Lecturas, Salmo y Evangelio de Hoy
Lectura del dia
Lectura del libro de Jeremías 3, 14-17
Volved, hijos apóstatas —oráculo del Señor—, que yo soy vuestro dueño. Os iré reuniendo a uno de cada ciudad, a dos de cada tribu, y os traeré a Sion. Os daré pastores, según mi corazón, que os apacienten con ciencia y experiencia.
Os multiplicaréis y creceréis en el país. Y en aquellos días —oráculo del Señor— ya no se hablará del Arca de la Alianza del Señor: no se recordará ni se mencionará; nadie la echará de menos, ni se volverá a construir otra.
En aquel tiempo llamarán a Jerusalén «Trono del Señor».
Todas las naciones se incorporarán a ella en el nombre de «El Señor que está en Jerusalén», y ya no se dejarán guiar por su corazón perverso y obstinado.
Salmo
Jer 31, 10. 11-12ab. 13
R/. El Señor nos guardará como un pastor a su rebaño
Escuchad, pueblos, la palabra del Señor,
anunciadla en las islas remotas:
«El que dispersó a Israel lo reunirá,
lo guardará como un pastor a su rebaño». R/.

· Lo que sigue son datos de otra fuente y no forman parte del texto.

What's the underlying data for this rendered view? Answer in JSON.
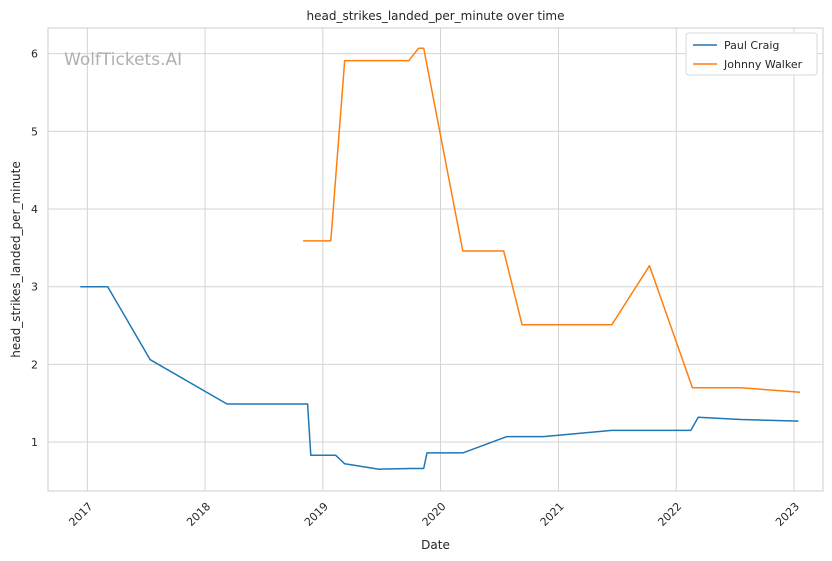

«Porque el Señor redimió a Jacob,
lo rescató de una mano más fuerte».
Vendrán con aclamaciones a la altura de Sion,
afluirán hacia los bienes del Señor. R/.
Entonces se alegrará la doncella en la danza,
gozarán los jóvenes y los viejos;
convertiré su tristeza en gozo,
los alegraré y aliviaré sus penas. R/.
Evangelio del día
Evangelio según San Mateo 13, 18-23
En aquel tiempo, dijo Jesús a sus discípulos:
«Vosotros, pues, oíd lo que significa la parábola del sembrador: si uno escucha la palabra del reino sin entenderla, viene el Maligno y roba lo sembrado en su corazón. Esto significa lo sembrado al borde del camino.
Lo sembrado en terreno pedregoso significa el que escucha la palabra y la acepta enseguida con alegría; pero no tiene raíces, es inconstante, y en cuanto viene una dificultad o persecución por la palabra, enseguida sucumbe.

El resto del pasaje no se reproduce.